4. Multi-stage structure without FPN

This is a structure diagram without FPN structure. A typical representative of non-fusion and multi-scale features is the famous SSD that emerged in 2016. It directly uses feature maps of different stages to detect objects of different scales.

It can be seen that the feature graph output by the convolutional network is directly put into the feature header output candidate box.

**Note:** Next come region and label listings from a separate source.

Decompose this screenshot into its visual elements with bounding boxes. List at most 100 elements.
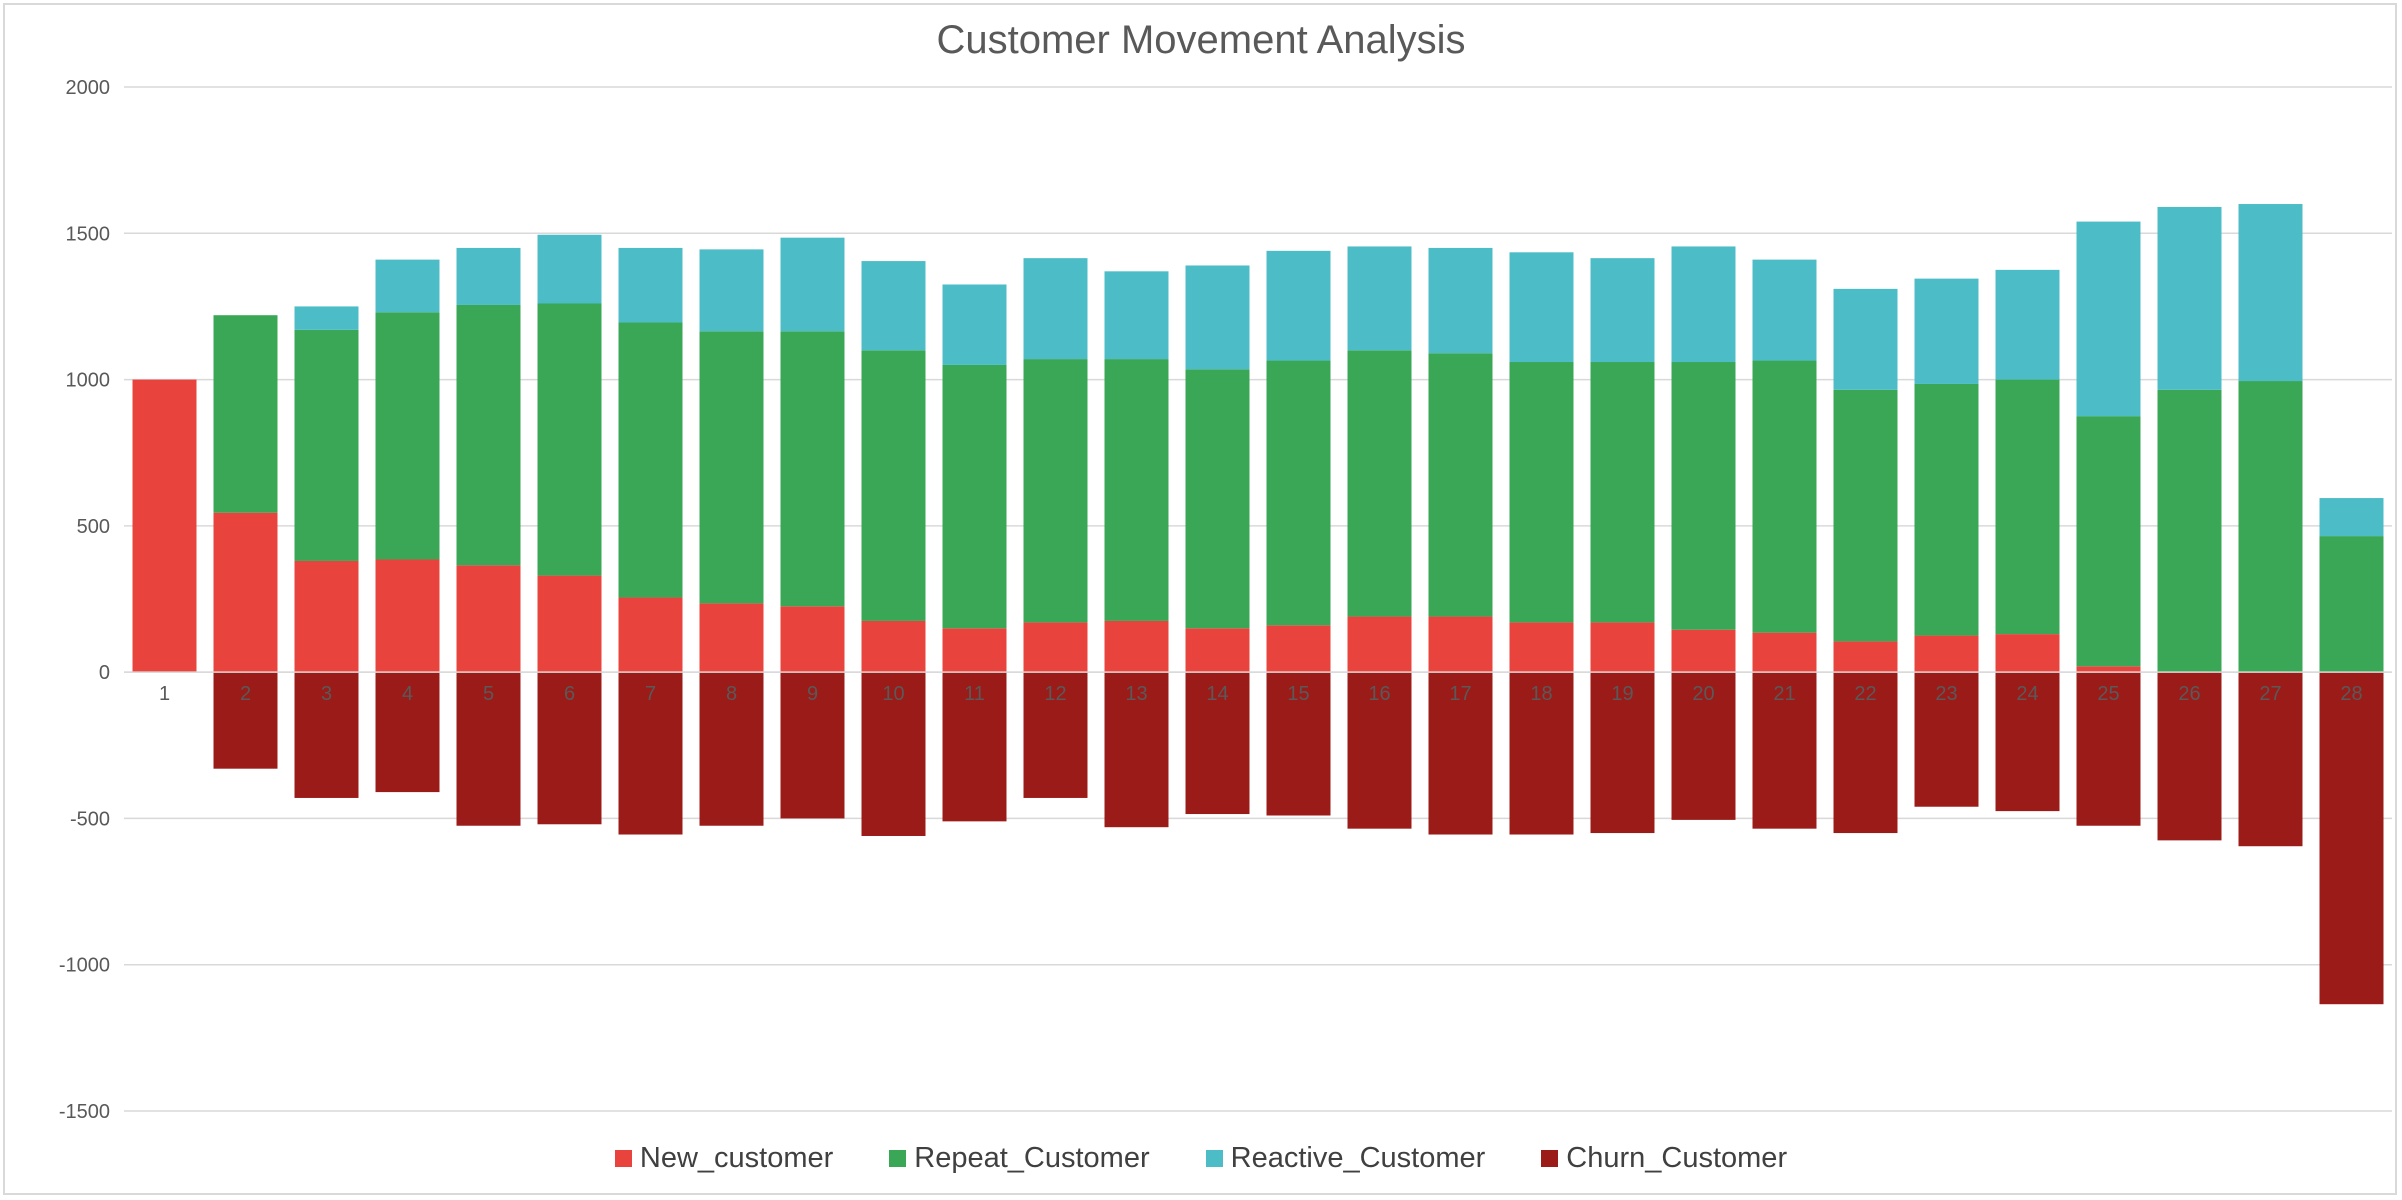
bar-reactive-customer [618, 247, 683, 323]
y-tick-label: -500 [70, 808, 110, 830]
bar-churn-customer [375, 672, 440, 793]
x-tick-label: 3 [321, 683, 332, 705]
bar-new-customer [1509, 622, 1574, 673]
bar-reactive-customer [1509, 252, 1574, 363]
bar-repeat-customer [1023, 359, 1088, 623]
y-tick-label: 0 [99, 662, 110, 684]
bar-churn-customer [1023, 672, 1088, 798]
legend-label: Churn_Customer [1566, 1142, 1788, 1174]
x-tick-label: 27 [2259, 683, 2281, 705]
bar-churn-customer [1590, 672, 1655, 834]
y-tick-label: -1000 [59, 955, 110, 977]
legend-swatch [614, 1150, 632, 1167]
bar-new-customer [618, 597, 683, 673]
bar-reactive-customer [780, 237, 845, 332]
y-tick-label: -1500 [59, 1101, 110, 1123]
x-tick-label: 7 [645, 683, 656, 705]
x-tick-label: 18 [1530, 683, 1552, 705]
bar-churn-customer [1185, 672, 1250, 815]
bar-churn-customer [861, 672, 926, 836]
bar-reactive-customer [1266, 250, 1331, 361]
legend-swatch [1541, 1150, 1559, 1167]
bar-reactive-customer [456, 247, 521, 305]
bar-repeat-customer [456, 304, 521, 566]
bar-new-customer [537, 575, 602, 673]
bar-churn-customer [1266, 672, 1331, 816]
bar-churn-customer [1671, 672, 1736, 820]
legend-item: New_customer [614, 1142, 834, 1175]
legend: New_customer Repeat_Customer Reactive_Cust… [0, 1142, 2402, 1175]
x-tick-label: 25 [2097, 683, 2119, 705]
x-tick-label: 9 [807, 683, 818, 705]
x-tick-label: 13 [1125, 683, 1147, 705]
y-tick-label: 1500 [66, 223, 111, 245]
bar-churn-customer [1347, 672, 1412, 829]
bar-new-customer [1104, 620, 1169, 673]
bar-repeat-customer [1914, 383, 1979, 636]
bar-new-customer [1671, 629, 1736, 673]
x-tick-label: 12 [1044, 683, 1066, 705]
bar-new-customer [294, 560, 359, 673]
legend-label: New_customer [639, 1142, 834, 1174]
bar-churn-customer [2238, 672, 2303, 847]
bar-reactive-customer [1023, 258, 1088, 360]
bar-repeat-customer [861, 350, 926, 621]
legend-item: Churn_Customer [1541, 1142, 1787, 1175]
bar-repeat-customer [294, 329, 359, 561]
bar-churn-customer [537, 672, 602, 825]
legend-label: Repeat_Customer [914, 1142, 1150, 1174]
bar-repeat-customer [1347, 350, 1412, 617]
bar-churn-customer [2157, 672, 2222, 841]
bar-churn-customer [456, 672, 521, 826]
bar-new-customer [1752, 632, 1817, 673]
x-tick-label: 28 [2340, 683, 2362, 705]
y-tick-label: 2000 [66, 77, 111, 99]
x-tick-label: 11 [964, 683, 985, 705]
bar-new-customer [1995, 634, 2060, 673]
bar-new-customer [1428, 616, 1493, 673]
bar-new-customer [132, 379, 197, 673]
x-tick-label: 5 [483, 683, 494, 705]
bar-churn-customer [618, 672, 683, 835]
bar-repeat-customer [2076, 416, 2141, 667]
legend-label: Reactive_Customer [1230, 1142, 1486, 1174]
legend-item: Reactive_Customer [1205, 1142, 1486, 1175]
bar-new-customer [861, 620, 926, 673]
bar-reactive-customer [1752, 259, 1817, 361]
x-tick-label: 19 [1611, 683, 1633, 705]
x-tick-label: 4 [402, 683, 413, 705]
bar-churn-customer [1509, 672, 1574, 835]
bar-reactive-customer [1590, 258, 1655, 363]
bar-reactive-customer [1428, 247, 1493, 354]
x-tick-label: 23 [1935, 683, 1957, 705]
bar-new-customer [699, 603, 764, 673]
bar-new-customer [1023, 622, 1088, 673]
legend-swatch [1205, 1150, 1223, 1167]
bar-reactive-customer [375, 259, 440, 313]
bar-reactive-customer [2319, 498, 2384, 537]
bar-reactive-customer [1671, 246, 1736, 363]
bar-repeat-customer [1266, 360, 1331, 626]
x-tick-label: 26 [2178, 683, 2200, 705]
bar-churn-customer [2319, 672, 2384, 1005]
x-tick-label: 15 [1287, 683, 1309, 705]
bar-new-customer [1347, 616, 1412, 673]
bar-new-customer [1914, 635, 1979, 673]
bar-repeat-customer [1185, 369, 1250, 629]
legend-swatch [889, 1150, 907, 1167]
bar-repeat-customer [213, 315, 278, 513]
bar-reactive-customer [537, 234, 602, 304]
x-tick-label: 1 [159, 683, 170, 705]
bar-repeat-customer [1590, 362, 1655, 623]
bar-repeat-customer [537, 303, 602, 576]
bar-repeat-customer [1671, 362, 1736, 630]
x-tick-label: 17 [1449, 683, 1471, 705]
bar-new-customer [942, 628, 1007, 673]
bar-new-customer [1833, 641, 1898, 673]
bar-reactive-customer [1995, 269, 2060, 380]
bar-repeat-customer [1752, 360, 1817, 633]
bar-reactive-customer [1914, 278, 1979, 384]
x-tick-label: 24 [2016, 683, 2038, 705]
bar-reactive-customer [2157, 206, 2222, 390]
bar-repeat-customer [2157, 389, 2222, 673]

5 Simple bidirectional fusion

The original FPN was a one-way fusion from deep to shallow, now it is a two-way fusion from deep to shallow and then from shallow to deep. PANet was the first to propose a bottom-up secondary fusion model:

  • PAnet: Path Aggregation Network.2018 CVPR paper.
  • Address: arxiv.org/abs/1803.01…
  • Path Aggregation Network for Instance Segmentation

As can be seen from the figure, an up-sampling process is the same as FPN, and then down-sampling is completed with the convolution of stride 2 from shallow to deep. The feature graph of shallow layer P3 is sampled by the convolution layer with stride 2, and the size is the same as C4. After the two are splicing, the feature graph of P4 is generated by the convolution layer with 3×3

In addition, there are many complex two-way fusion operations, which are not covered in detail here.

6 BiFPN

The above PAnet is the simplest bidirectional FPN, but the actual BiFPN is a different paper.

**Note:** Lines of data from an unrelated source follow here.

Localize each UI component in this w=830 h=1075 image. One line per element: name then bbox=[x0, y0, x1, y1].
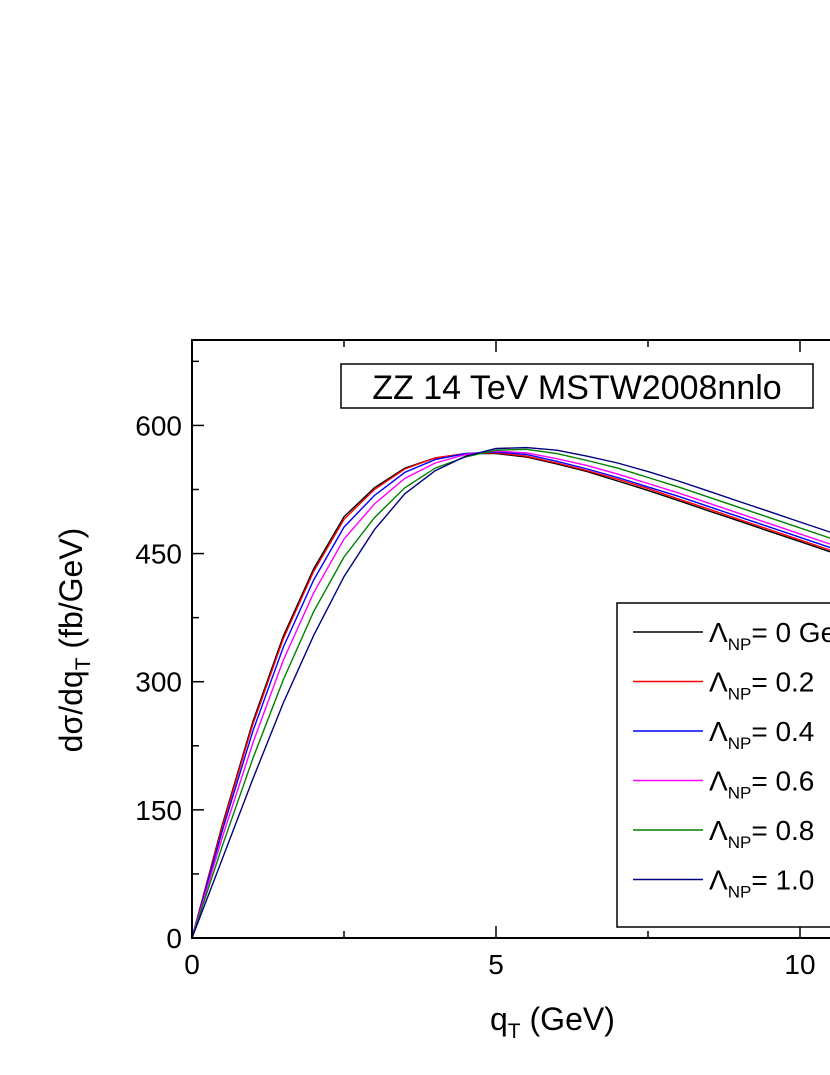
y-tick-label: 450 bbox=[135, 539, 182, 570]
legend-label-2: ΛNP= 0.4 bbox=[709, 716, 814, 753]
x-tick-label: 0 bbox=[184, 949, 200, 980]
y-axis-label: dσ/dqT (fb/GeV) bbox=[53, 528, 95, 753]
series-line-3 bbox=[192, 450, 830, 938]
x-tick-label: 10 bbox=[784, 949, 815, 980]
y-tick-label: 300 bbox=[135, 667, 182, 698]
legend-label-5: ΛNP= 1.0 bbox=[709, 865, 814, 902]
series-line-0 bbox=[192, 452, 830, 938]
legend-label-0: ΛNP= 0 Ge bbox=[709, 617, 830, 654]
legend-label-3: ΛNP= 0.6 bbox=[709, 766, 814, 803]
legend: ΛNP= 0 Ge ΛNP= 0.2 ΛNP= 0.4 ΛNP= 0.6 ΛNP= 0.… bbox=[616, 602, 830, 928]
x-tick-label: 5 bbox=[488, 949, 504, 980]
y-tick-label: 600 bbox=[135, 410, 182, 441]
series-line-5 bbox=[192, 446, 830, 938]
axes: 0 5 10 0 150 300 450 600 bbox=[135, 339, 830, 980]
series-line-1 bbox=[192, 452, 830, 938]
legend-label-4: ΛNP= 0.8 bbox=[709, 815, 814, 852]
legend-label-1: ΛNP= 0.2 bbox=[709, 667, 814, 704]
title-box: ZZ 14 TeV MSTW2008nnlo bbox=[340, 363, 814, 409]
chart-title: ZZ 14 TeV MSTW2008nnlo bbox=[372, 369, 781, 407]
x-axis-label: qT (GeV) bbox=[490, 1001, 615, 1043]
plot-lines bbox=[192, 446, 830, 938]
series-line-2 bbox=[192, 451, 830, 938]
y-tick-label: 150 bbox=[135, 795, 182, 826]
series-line-4 bbox=[192, 448, 830, 938]
y-tick-label: 0 bbox=[166, 923, 182, 954]
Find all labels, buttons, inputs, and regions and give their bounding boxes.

  • BiFPN: Proposed by the Google team in 2019.
  • Address: arxiv.org/abs/1911.09…
  • EfficientDet: Scalable and Efficient Object Detection

The structure is not difficult to understand. In fact, some minor improvements have been made in the structure of PAnet. But the main contribution of the paper is EfficientDet, so BiFPN is just a small contribution.

Recursive-FPN cyclic feature pyramid network

  • Recursive FPN: Recursive-FPN is surprisingly effective in that the Recursive FPN is the SOTA of object detection tasks. (2020 paper)
  • Links to papers: arxiv.org/abs/2006.02…
  • DetectoRS: Detecting Objects with Recursive Feature Pyramid and Switchable Atrous Convolution

Individuals also used RFN structure in their own target detection tasks. Although the computing power required was doubled, the effect was significantly improved, about 3 to 5 points of improvement.Here’s the structure:As you can see, this has a dotted line and a solid line forming a cycle between the feature map and the FPN network. The following shows a 2-step RFP structure, that is, the FPN structure that loops twice. (If it is 1-step, it is a normal FPN structure)It can be seen that P3, P4 and P5 in the previous FPN structure are splicing into the corresponding feature extraction process of the convolutional network. After splicing, a 3×3 convolution layer and BN layer are used to restore the number of channels to the required value.